Lake Oswego is the Portland metro area's only "super" zip code, according to a fascinating new interactive map compiled by The Washington Post.
The map takes a look at where the country's top zip codes are—places where the median household income is around $120,000 and seven out of 10 people hold college degrees.
Lake Oswego's zip code—97034—is the only such high-ranking location in the state, with a median income of $96,134 and 68 percent of adults are college graduates. (Washington D.C. has the highest concentration of such high income and education clusters, with their share of super zip codes encompassing 63 zip codes that hold 513,617 households across 717 square miles).
"That compares with $53,962 and 27 percent for the
remaining 23,925 zips shown," the Post writes.
Of course, Portland has a racing stripe of affluent and college-educated residents running along the West Hills to West Linn, showing that while our area may not be as rich, it does suffer from the phenomenon the Post describes: wealthy living in cloistered locations away from the working class.

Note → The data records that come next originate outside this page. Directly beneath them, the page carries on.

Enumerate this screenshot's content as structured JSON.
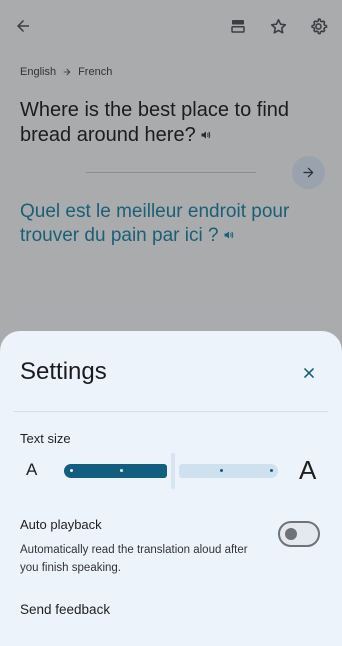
{
  "app_bar": {
    "back_icon": "arrow-left-icon",
    "icons": [
      "saved-list-icon",
      "star-icon",
      "gear-icon"
    ]
  },
  "languages": {
    "source": "English",
    "target": "French"
  },
  "translation": {
    "source_text": "Where is the best place to find bread around here?",
    "target_text": "Quel est le meilleur endroit pour trouver du pain par ici ?",
    "target_color": "#1b5f77"
  },
  "settings": {
    "title": "Settings",
    "text_size": {
      "label": "Text size",
      "small_glyph": "A",
      "large_glyph": "A",
      "steps": 5,
      "selected_step": 3
    },
    "auto_playback": {
      "label": "Auto playback",
      "description": "Automatically read the translation aloud after you finish speaking.",
      "enabled": false
    },
    "send_feedback": "Send feedback",
    "accent_color": "#125e7e"
  }
}
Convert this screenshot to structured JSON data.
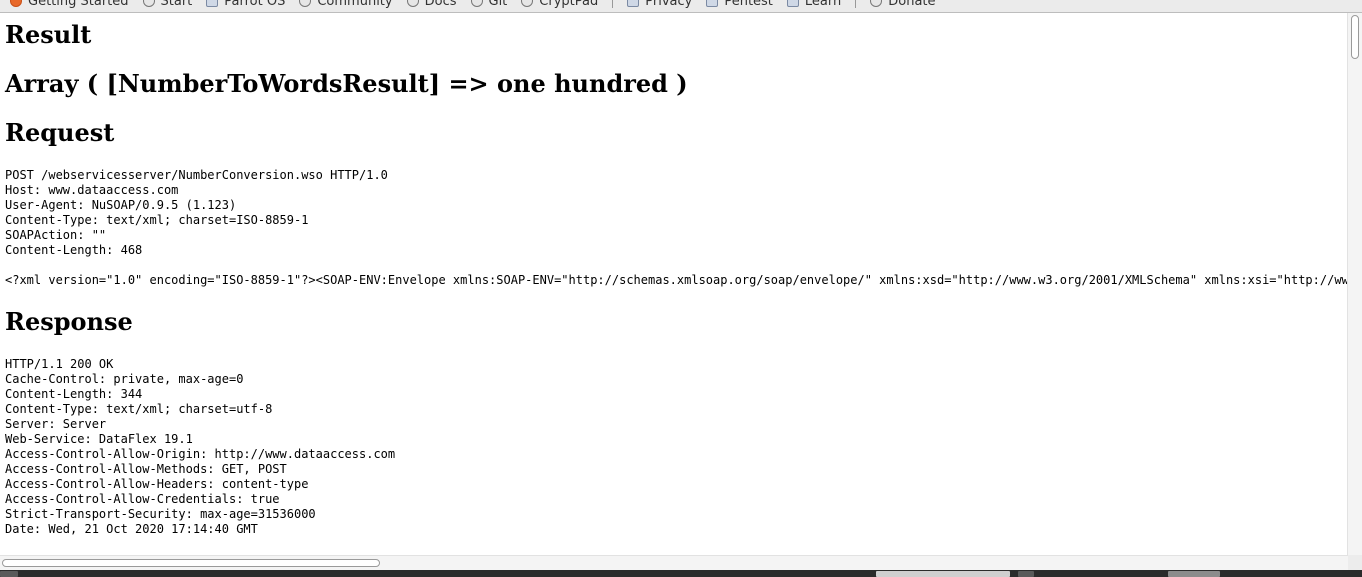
{
  "bookmarks": [
    {
      "label": "Getting Started",
      "icon": "firefox-icon"
    },
    {
      "label": "Start",
      "icon": "globe-icon"
    },
    {
      "label": "Parrot OS",
      "icon": "parrot-icon"
    },
    {
      "label": "Community",
      "icon": "globe-icon"
    },
    {
      "label": "Docs",
      "icon": "globe-icon"
    },
    {
      "label": "Git",
      "icon": "globe-icon"
    },
    {
      "label": "CryptPad",
      "icon": "globe-icon"
    },
    {
      "label": "Privacy",
      "icon": "folder-icon"
    },
    {
      "label": "Pentest",
      "icon": "folder-icon"
    },
    {
      "label": "Learn",
      "icon": "folder-icon"
    },
    {
      "label": "Donate",
      "icon": "globe-icon"
    }
  ],
  "result": {
    "heading": "Result",
    "value": "Array ( [NumberToWordsResult] => one hundred )"
  },
  "request": {
    "heading": "Request",
    "headers": "POST /webservicesserver/NumberConversion.wso HTTP/1.0\nHost: www.dataaccess.com\nUser-Agent: NuSOAP/0.9.5 (1.123)\nContent-Type: text/xml; charset=ISO-8859-1\nSOAPAction: \"\"\nContent-Length: 468",
    "body": "<?xml version=\"1.0\" encoding=\"ISO-8859-1\"?><SOAP-ENV:Envelope xmlns:SOAP-ENV=\"http://schemas.xmlsoap.org/soap/envelope/\" xmlns:xsd=\"http://www.w3.org/2001/XMLSchema\" xmlns:xsi=\"http://www"
  },
  "response": {
    "heading": "Response",
    "headers": "HTTP/1.1 200 OK\nCache-Control: private, max-age=0\nContent-Length: 344\nContent-Type: text/xml; charset=utf-8\nServer: Server\nWeb-Service: DataFlex 19.1\nAccess-Control-Allow-Origin: http://www.dataaccess.com\nAccess-Control-Allow-Methods: GET, POST\nAccess-Control-Allow-Headers: content-type\nAccess-Control-Allow-Credentials: true\nStrict-Transport-Security: max-age=31536000\nDate: Wed, 21 Oct 2020 17:14:40 GMT"
  }
}
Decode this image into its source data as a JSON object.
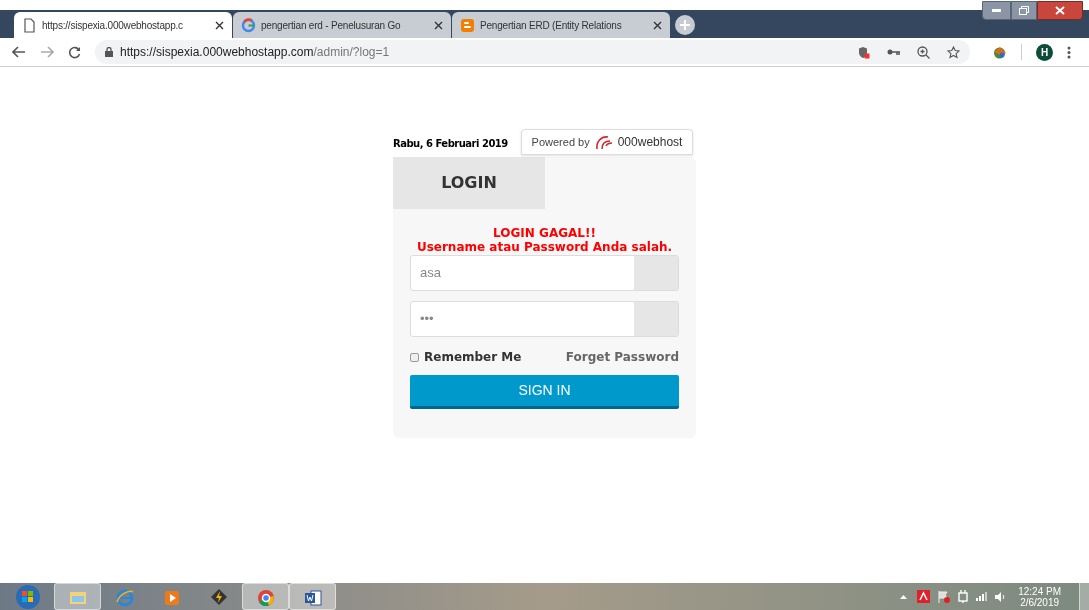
{
  "tabs": [
    {
      "title": "https://sispexia.000webhostapp.c",
      "kind": "page",
      "selected": true
    },
    {
      "title": "pengertian erd - Penelusuran Go",
      "kind": "google",
      "selected": false
    },
    {
      "title": "Pengertian ERD (Entity Relations",
      "kind": "blogger",
      "selected": false
    }
  ],
  "address": {
    "host": "https://sispexia.000webhostapp.com",
    "path": "/admin/?log=1"
  },
  "profile": {
    "initial": "H"
  },
  "page": {
    "date": "Rabu, 6 Februari 2019",
    "powered_by": {
      "prefix": "Powered by",
      "brand": "000webhost"
    },
    "login_tab": "LOGIN",
    "error": [
      "LOGIN GAGAL!!",
      "Username atau Password Anda salah."
    ],
    "username": {
      "value": "asa"
    },
    "password": {
      "value": "•••"
    },
    "remember": {
      "label": "Remember Me",
      "checked": false
    },
    "forgot": "Forget Password",
    "submit": "SIGN IN"
  },
  "taskbar": {
    "apps": [
      {
        "kind": "folder",
        "selected": true
      },
      {
        "kind": "ie",
        "selected": false
      },
      {
        "kind": "media",
        "selected": false
      },
      {
        "kind": "bolt",
        "selected": false
      },
      {
        "kind": "chrome",
        "selected": true
      },
      {
        "kind": "word",
        "selected": true
      }
    ],
    "time": "12:24 PM",
    "date": "2/6/2019"
  }
}
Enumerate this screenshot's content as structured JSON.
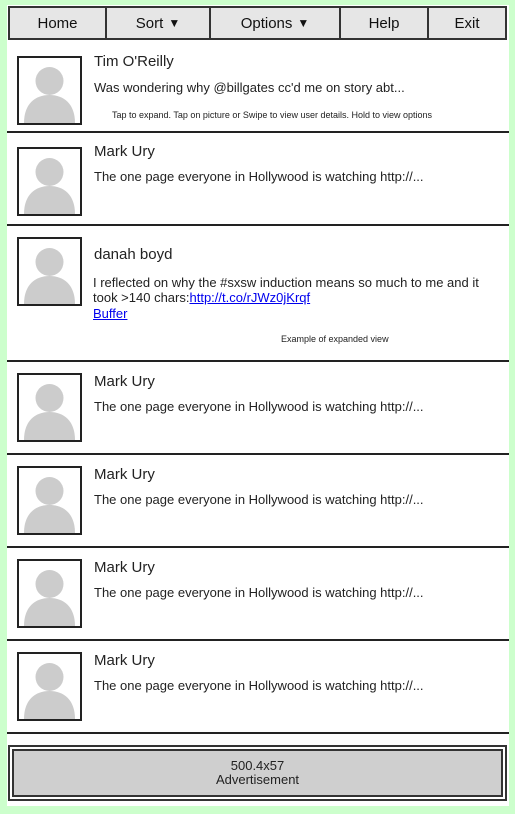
{
  "menu": {
    "home": "Home",
    "sort": "Sort",
    "options": "Options",
    "help": "Help",
    "exit": "Exit",
    "caret": "▼"
  },
  "tweets": [
    {
      "name": "Tim O'Reilly",
      "text": "Was wondering why @billgates cc'd me on story abt...",
      "hint": "Tap to expand. Tap on picture or Swipe to view user details. Hold to view options"
    },
    {
      "name": "Mark Ury",
      "text": "The one page everyone in Hollywood is watching http://..."
    },
    {
      "name": "danah boyd",
      "text": "I reflected on why the #sxsw induction means so much to me and it took >140 chars:",
      "link": "http://t.co/rJWz0jKrqf",
      "link2": "Buffer",
      "hint": "Example of expanded view"
    },
    {
      "name": "Mark Ury",
      "text": "The one page everyone in Hollywood is watching http://..."
    },
    {
      "name": "Mark Ury",
      "text": "The one page everyone in Hollywood is watching http://..."
    },
    {
      "name": "Mark Ury",
      "text": "The one page everyone in Hollywood is watching http://..."
    },
    {
      "name": "Mark Ury",
      "text": "The one page everyone in Hollywood is watching http://..."
    }
  ],
  "ad": {
    "size": "500.4x57",
    "label": "Advertisement"
  },
  "colors": {
    "background": "#ccffcc",
    "menu_bg": "#e6e6e6",
    "ad_bg": "#cfcfcf",
    "link": "#0000ee",
    "avatar_silhouette": "#cccccc"
  },
  "icons": {
    "avatar": "user-silhouette-icon",
    "dropdown": "caret-down-icon"
  }
}
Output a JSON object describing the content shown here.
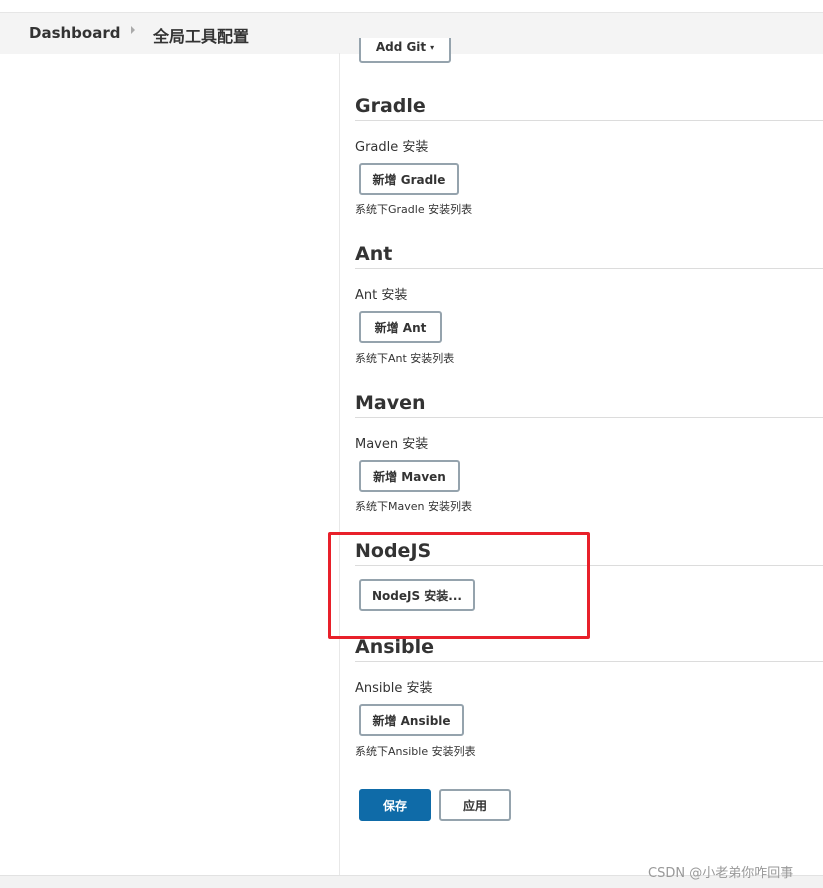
{
  "breadcrumb": {
    "home": "Dashboard",
    "current": "全局工具配置"
  },
  "git": {
    "add_button": "Add Git"
  },
  "gradle": {
    "title": "Gradle",
    "install_label": "Gradle 安装",
    "add_button": "新增 Gradle",
    "help": "系统下Gradle 安装列表"
  },
  "ant": {
    "title": "Ant",
    "install_label": "Ant 安装",
    "add_button": "新增 Ant",
    "help": "系统下Ant 安装列表"
  },
  "maven": {
    "title": "Maven",
    "install_label": "Maven 安装",
    "add_button": "新增 Maven",
    "help": "系统下Maven 安装列表"
  },
  "nodejs": {
    "title": "NodeJS",
    "install_button": "NodeJS 安装..."
  },
  "ansible": {
    "title": "Ansible",
    "install_label": "Ansible 安装",
    "add_button": "新增 Ansible",
    "help": "系统下Ansible 安装列表"
  },
  "actions": {
    "save": "保存",
    "apply": "应用"
  },
  "watermark": "CSDN @小老弟你咋回事",
  "colors": {
    "primary": "#0f6ba8",
    "highlight": "#e8202a"
  }
}
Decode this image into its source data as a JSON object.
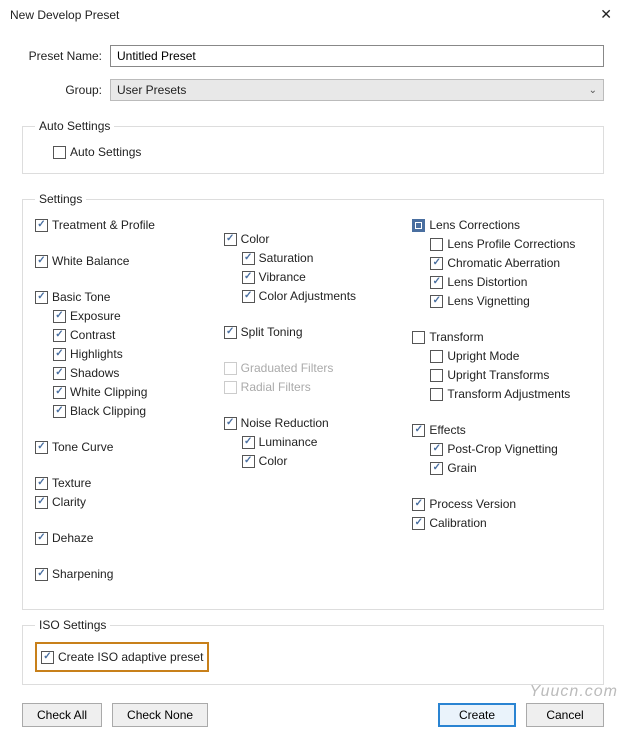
{
  "window": {
    "title": "New Develop Preset"
  },
  "form": {
    "preset_name_label": "Preset Name:",
    "preset_name_value": "Untitled Preset",
    "group_label": "Group:",
    "group_value": "User Presets"
  },
  "auto_settings": {
    "legend": "Auto Settings",
    "auto_settings": {
      "label": "Auto Settings",
      "checked": false
    }
  },
  "settings": {
    "legend": "Settings",
    "col1": {
      "treatment_profile": {
        "label": "Treatment & Profile",
        "checked": true
      },
      "white_balance": {
        "label": "White Balance",
        "checked": true
      },
      "basic_tone": {
        "label": "Basic Tone",
        "checked": true
      },
      "exposure": {
        "label": "Exposure",
        "checked": true
      },
      "contrast": {
        "label": "Contrast",
        "checked": true
      },
      "highlights": {
        "label": "Highlights",
        "checked": true
      },
      "shadows": {
        "label": "Shadows",
        "checked": true
      },
      "white_clipping": {
        "label": "White Clipping",
        "checked": true
      },
      "black_clipping": {
        "label": "Black Clipping",
        "checked": true
      },
      "tone_curve": {
        "label": "Tone Curve",
        "checked": true
      },
      "texture": {
        "label": "Texture",
        "checked": true
      },
      "clarity": {
        "label": "Clarity",
        "checked": true
      },
      "dehaze": {
        "label": "Dehaze",
        "checked": true
      },
      "sharpening": {
        "label": "Sharpening",
        "checked": true
      }
    },
    "col2": {
      "color": {
        "label": "Color",
        "checked": true
      },
      "saturation": {
        "label": "Saturation",
        "checked": true
      },
      "vibrance": {
        "label": "Vibrance",
        "checked": true
      },
      "color_adjustments": {
        "label": "Color Adjustments",
        "checked": true
      },
      "split_toning": {
        "label": "Split Toning",
        "checked": true
      },
      "graduated_filters": {
        "label": "Graduated Filters",
        "checked": false,
        "disabled": true
      },
      "radial_filters": {
        "label": "Radial Filters",
        "checked": false,
        "disabled": true
      },
      "noise_reduction": {
        "label": "Noise Reduction",
        "checked": true
      },
      "luminance": {
        "label": "Luminance",
        "checked": true
      },
      "nr_color": {
        "label": "Color",
        "checked": true
      }
    },
    "col3": {
      "lens_corrections": {
        "label": "Lens Corrections",
        "state": "mixed"
      },
      "lens_profile_corrections": {
        "label": "Lens Profile Corrections",
        "checked": false
      },
      "chromatic_aberration": {
        "label": "Chromatic Aberration",
        "checked": true
      },
      "lens_distortion": {
        "label": "Lens Distortion",
        "checked": true
      },
      "lens_vignetting": {
        "label": "Lens Vignetting",
        "checked": true
      },
      "transform": {
        "label": "Transform",
        "checked": false
      },
      "upright_mode": {
        "label": "Upright Mode",
        "checked": false
      },
      "upright_transforms": {
        "label": "Upright Transforms",
        "checked": false
      },
      "transform_adjustments": {
        "label": "Transform Adjustments",
        "checked": false
      },
      "effects": {
        "label": "Effects",
        "checked": true
      },
      "post_crop_vignetting": {
        "label": "Post-Crop Vignetting",
        "checked": true
      },
      "grain": {
        "label": "Grain",
        "checked": true
      },
      "process_version": {
        "label": "Process Version",
        "checked": true
      },
      "calibration": {
        "label": "Calibration",
        "checked": true
      }
    }
  },
  "iso": {
    "legend": "ISO Settings",
    "create_iso": {
      "label": "Create ISO adaptive preset",
      "checked": true
    }
  },
  "buttons": {
    "check_all": "Check All",
    "check_none": "Check None",
    "create": "Create",
    "cancel": "Cancel"
  },
  "watermark": "Yuucn.com"
}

The map shows that Gresham and surrounding zip codes, for example, have a median household incomes near $40,000 and fewer than 20 percent of adults with college degrees.
The Post story details how segregation of the affluent and working class limits mobility—an ideal America has always embodied. However, it ends on a note of sympathy for the rich.
"Life in the bubble...carries its own burdens, particularly
for children growing up knowing that a four-year college degree is the
minimum expected of them, and most will need go on to graduate school," the story reads.
"It's a paradox," it quotes Anna Mangum, who lives with her two children in a three-story house surrounded by a white picket fence. "People have lush lives, with all the things they have. But the pressure is intense."